N’espérez donc pas ici d’effusions de sang délirantes, de tête coupée, de bonne répartie et autre blague après une scène atroce car nous nous trouvons dans une tentative de filmer réellement ce qu’est la violence, le meurtre, la séquestration. On ne meurt pas forcément d’une balle, on ne passe pas à la scène suivante en deux secondes en prenant un peu de pop-corn et de soda. Le film pourra vous sembler durer des heures mais c’est bien là que les choses se jouent. Rien n’est facile, tout prend du temps et le malaise vient aussi de là.

Dans ce film, on subit, on souffre, on souhaite que ça se termine au plus vite pour cette petite famille bourgeoise autrichienne un peu terne. Ils viennent tout juste d’arriver dans leur résidence secondaire quand deux jeunes hommes habillés en golfeur leur demandent des œufs pour une famille voisine. C’est le début du cauchemar. S’en suivra un pénible chemin de croix à l’issue fatale.

Rien ici ne vous mettra à l’aise et c’est aussi une des grandes qualités de ce film. L’envie est de montrer que la violence n’est pas quelque chose dont on peut rire contrairement à ce qui nous est présenté dans le cinéma d’action américain (combien de morts dans les films de Michael Bay, dans la série des Die Hard avec Bruce Willis, les Transformers sans que la moindre place leur soit laissée? allez zou on enchaîne !). Dans ce film, Haneke semble vouloir répondre à cela en respectant ses personnages (la scène clairement insoutenable et interminable de la télévision allumée en est un parfait exemple). Avec cette idée, le film est à rapprocher d’une œuvre comme Chien de paille de Sam Peckinpah, qui questionne plus sur le fait qu’en chacun de nous sommeillerait un monstre ou tout du moins quelqu’un capable d’actes terribles pour arriver à ses fins, le tout étant filmé de manière très classique sans effet ou tentative de minorer ce qui se passe à l’écran.

Le rôle du spectateur est aussi interrogé dans ce film, notamment quand l’un des tortionnaires parle directement à la caméra en expliquant que l’on va prendre son temps car sinon il n’y aurait pas de plaisir…. Cela pourrait faire sourire dans certains films mais clairement pas ici.

Le film est bien entendu interdit au moins de 16 ans et cela est plus que compréhensible vu la rudesse du propos et des actes des deux jeunes face à leurs victimes du jour.

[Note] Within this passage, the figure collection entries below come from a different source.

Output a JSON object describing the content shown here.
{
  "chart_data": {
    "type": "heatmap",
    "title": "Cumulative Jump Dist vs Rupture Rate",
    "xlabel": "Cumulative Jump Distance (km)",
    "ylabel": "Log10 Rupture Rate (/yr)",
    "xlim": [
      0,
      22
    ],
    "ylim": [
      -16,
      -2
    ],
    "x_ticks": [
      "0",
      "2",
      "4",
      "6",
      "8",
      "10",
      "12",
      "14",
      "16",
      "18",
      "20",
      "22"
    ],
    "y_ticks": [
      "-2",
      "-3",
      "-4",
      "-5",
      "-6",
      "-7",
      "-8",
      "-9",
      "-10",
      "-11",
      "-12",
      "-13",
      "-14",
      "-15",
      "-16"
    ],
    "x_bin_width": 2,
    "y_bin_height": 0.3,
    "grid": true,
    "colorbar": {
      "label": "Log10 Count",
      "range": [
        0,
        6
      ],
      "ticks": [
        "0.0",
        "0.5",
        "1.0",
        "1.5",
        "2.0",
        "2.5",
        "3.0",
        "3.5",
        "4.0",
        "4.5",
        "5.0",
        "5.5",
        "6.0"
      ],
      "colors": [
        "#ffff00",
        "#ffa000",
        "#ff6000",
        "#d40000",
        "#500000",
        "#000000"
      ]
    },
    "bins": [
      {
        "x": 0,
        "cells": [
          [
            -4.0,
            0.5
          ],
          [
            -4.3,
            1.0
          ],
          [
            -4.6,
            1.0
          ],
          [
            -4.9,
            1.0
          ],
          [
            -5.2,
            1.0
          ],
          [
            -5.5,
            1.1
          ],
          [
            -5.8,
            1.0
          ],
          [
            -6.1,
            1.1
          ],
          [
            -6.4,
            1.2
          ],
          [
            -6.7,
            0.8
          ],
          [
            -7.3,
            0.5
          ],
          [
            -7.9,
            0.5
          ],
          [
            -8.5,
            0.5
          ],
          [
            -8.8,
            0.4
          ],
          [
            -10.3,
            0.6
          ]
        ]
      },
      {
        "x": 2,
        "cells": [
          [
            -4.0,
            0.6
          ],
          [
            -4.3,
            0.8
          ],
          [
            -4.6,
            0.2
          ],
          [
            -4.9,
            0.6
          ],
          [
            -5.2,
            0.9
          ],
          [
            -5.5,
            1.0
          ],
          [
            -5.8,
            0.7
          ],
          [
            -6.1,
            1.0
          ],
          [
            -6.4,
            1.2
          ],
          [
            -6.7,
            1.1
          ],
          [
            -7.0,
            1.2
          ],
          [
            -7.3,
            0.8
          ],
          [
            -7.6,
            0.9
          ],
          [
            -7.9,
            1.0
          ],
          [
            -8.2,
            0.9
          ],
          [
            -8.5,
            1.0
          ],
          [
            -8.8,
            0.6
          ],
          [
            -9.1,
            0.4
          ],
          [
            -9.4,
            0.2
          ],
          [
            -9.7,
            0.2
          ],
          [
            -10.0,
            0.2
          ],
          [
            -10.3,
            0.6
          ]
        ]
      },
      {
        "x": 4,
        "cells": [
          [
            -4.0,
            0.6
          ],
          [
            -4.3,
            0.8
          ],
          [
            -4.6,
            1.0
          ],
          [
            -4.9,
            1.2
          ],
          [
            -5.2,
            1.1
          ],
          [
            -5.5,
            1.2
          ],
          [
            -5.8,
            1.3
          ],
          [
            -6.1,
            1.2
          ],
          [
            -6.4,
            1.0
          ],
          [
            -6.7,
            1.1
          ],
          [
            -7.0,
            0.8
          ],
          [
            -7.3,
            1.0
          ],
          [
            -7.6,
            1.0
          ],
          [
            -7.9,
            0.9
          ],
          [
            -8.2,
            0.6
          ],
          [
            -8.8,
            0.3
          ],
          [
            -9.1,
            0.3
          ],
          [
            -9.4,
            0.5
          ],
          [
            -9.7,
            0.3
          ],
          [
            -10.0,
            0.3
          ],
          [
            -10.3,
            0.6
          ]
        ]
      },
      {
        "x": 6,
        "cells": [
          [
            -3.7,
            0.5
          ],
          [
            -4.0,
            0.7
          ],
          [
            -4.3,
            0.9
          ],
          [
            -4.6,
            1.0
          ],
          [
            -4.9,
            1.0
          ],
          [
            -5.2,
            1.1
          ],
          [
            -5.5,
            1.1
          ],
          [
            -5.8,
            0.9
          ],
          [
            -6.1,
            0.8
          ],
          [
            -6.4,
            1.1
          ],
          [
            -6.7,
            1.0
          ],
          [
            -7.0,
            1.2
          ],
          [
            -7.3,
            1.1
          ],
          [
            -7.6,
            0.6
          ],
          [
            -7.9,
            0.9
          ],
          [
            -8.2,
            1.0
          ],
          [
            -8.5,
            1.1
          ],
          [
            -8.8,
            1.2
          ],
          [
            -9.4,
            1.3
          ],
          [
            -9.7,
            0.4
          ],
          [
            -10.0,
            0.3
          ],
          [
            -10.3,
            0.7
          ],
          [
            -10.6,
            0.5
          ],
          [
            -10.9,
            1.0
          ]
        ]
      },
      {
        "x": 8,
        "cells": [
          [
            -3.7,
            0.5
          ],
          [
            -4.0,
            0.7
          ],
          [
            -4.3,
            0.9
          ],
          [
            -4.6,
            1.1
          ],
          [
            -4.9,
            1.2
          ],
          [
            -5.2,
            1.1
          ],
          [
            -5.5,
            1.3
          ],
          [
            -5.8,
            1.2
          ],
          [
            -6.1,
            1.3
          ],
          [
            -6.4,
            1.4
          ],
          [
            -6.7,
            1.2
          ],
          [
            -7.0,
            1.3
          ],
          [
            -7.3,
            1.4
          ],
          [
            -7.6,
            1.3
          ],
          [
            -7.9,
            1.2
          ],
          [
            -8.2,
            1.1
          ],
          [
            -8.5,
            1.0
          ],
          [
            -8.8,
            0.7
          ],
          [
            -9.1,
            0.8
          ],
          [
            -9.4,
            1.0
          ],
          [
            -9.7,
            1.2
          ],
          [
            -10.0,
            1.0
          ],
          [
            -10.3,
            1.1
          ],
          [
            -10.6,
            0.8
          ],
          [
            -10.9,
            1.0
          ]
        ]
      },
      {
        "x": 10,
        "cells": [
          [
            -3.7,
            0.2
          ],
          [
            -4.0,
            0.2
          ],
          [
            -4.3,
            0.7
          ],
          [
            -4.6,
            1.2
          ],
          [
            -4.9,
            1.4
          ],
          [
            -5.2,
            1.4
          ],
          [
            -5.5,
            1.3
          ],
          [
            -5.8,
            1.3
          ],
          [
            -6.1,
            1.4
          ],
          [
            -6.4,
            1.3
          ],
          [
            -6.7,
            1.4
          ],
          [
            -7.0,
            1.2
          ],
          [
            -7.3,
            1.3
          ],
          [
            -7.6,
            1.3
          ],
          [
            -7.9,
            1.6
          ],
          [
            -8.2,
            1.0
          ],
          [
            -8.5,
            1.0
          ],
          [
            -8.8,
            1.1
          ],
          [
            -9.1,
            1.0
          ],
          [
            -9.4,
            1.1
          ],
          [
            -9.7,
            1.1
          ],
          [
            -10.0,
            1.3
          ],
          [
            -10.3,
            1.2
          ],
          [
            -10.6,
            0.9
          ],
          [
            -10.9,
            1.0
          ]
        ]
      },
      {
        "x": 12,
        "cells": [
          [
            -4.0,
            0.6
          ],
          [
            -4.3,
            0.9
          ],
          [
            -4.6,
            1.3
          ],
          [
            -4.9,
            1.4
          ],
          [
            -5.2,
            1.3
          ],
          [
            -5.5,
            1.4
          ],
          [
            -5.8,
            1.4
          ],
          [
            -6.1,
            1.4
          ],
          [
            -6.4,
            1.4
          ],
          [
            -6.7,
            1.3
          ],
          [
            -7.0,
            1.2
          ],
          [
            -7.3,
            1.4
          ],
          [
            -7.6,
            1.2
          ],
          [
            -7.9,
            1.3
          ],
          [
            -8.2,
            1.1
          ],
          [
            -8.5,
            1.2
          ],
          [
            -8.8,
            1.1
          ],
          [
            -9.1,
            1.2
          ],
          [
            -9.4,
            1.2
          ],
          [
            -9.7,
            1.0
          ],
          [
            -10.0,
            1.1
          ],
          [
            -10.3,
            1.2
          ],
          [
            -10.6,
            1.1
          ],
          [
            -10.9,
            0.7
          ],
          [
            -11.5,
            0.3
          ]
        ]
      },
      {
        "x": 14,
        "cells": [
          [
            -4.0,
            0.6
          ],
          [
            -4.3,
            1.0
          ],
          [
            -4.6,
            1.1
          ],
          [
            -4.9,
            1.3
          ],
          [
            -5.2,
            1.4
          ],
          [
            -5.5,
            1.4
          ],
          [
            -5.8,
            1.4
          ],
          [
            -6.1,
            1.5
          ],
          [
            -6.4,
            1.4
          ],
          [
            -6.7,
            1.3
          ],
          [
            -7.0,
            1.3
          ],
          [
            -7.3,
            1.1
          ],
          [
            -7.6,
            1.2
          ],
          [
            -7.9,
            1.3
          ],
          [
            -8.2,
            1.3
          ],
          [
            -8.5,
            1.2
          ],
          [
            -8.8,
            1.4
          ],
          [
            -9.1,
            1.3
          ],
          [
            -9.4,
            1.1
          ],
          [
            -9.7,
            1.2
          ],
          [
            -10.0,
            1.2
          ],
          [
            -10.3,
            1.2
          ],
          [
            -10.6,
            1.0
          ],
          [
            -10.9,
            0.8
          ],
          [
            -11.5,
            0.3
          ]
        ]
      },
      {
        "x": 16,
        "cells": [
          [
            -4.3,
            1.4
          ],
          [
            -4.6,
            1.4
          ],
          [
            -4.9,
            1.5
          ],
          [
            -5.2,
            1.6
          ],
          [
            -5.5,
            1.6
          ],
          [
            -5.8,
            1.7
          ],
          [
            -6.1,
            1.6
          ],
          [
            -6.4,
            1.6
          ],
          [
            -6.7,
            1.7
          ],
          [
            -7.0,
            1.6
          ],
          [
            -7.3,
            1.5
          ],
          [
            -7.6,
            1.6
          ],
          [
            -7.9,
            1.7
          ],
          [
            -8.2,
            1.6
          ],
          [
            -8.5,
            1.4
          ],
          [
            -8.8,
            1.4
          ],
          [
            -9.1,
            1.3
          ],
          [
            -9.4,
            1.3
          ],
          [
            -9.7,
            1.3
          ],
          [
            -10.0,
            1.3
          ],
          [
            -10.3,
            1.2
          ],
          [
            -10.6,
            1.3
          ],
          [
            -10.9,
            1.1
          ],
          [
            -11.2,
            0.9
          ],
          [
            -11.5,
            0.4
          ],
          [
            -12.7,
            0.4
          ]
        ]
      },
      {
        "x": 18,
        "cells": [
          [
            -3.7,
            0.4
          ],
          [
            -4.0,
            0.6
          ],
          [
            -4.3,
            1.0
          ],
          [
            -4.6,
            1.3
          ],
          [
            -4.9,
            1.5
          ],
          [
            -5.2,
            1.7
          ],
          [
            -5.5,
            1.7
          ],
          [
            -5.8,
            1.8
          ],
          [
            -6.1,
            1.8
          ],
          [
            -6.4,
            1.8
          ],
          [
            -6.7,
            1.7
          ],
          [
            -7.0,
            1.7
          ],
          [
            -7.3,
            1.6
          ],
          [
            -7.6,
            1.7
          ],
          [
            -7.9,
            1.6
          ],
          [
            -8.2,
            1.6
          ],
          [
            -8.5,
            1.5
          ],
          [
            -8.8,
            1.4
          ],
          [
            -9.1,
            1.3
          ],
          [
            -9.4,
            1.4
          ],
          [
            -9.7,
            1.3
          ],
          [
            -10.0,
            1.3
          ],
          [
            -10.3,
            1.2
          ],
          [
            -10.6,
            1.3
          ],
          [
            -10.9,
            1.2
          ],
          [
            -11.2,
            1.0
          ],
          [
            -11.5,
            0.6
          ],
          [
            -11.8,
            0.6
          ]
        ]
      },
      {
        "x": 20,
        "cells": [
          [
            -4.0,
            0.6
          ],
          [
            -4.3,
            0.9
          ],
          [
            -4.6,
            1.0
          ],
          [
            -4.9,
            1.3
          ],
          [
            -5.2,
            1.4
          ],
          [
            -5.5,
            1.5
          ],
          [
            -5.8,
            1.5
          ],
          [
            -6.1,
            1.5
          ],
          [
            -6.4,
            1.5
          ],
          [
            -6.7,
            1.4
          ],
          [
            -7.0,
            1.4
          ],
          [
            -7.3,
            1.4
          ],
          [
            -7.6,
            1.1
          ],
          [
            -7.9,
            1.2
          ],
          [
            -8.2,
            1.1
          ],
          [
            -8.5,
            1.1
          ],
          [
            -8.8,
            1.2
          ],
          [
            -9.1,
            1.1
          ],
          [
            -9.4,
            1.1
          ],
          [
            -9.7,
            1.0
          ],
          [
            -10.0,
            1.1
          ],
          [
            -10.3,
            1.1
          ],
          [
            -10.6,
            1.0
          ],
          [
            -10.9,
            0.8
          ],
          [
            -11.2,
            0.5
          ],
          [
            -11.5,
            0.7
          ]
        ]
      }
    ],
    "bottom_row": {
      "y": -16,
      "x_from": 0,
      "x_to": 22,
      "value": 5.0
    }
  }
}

Michael Haneke voulait à la base réaliser ce film pour les spectateurs du continent américain qui sont, selon lui, les plus abreuvés d’images de violence atroce et quotidienne rendant totalement amorphe ou sans la moindre empathie pour qui que ce soit. Malheureusement, une grande partie du public américain ne regardant que rarement des films en langue étrangère, il lui a été proposé de faire un remake de son œuvre avec des acteurs reconnus (Naomi Watts et Tim Roth) et en anglais. Le film reprend plan pour plan celui tourné en allemand (y compris le morceau Bonehead de Naked City), ce qui démontre bien sa volonté première. Le remake n’a pas marché aux Etats-Unis de manière assez peu surprenante mais au moins Haneke est allé au bout de son idée à savoir montrer que certaines choses ne sont ni légères, ni drôles et que le cynisme et l’apathie semblent gagner du terrain dans le cinéma.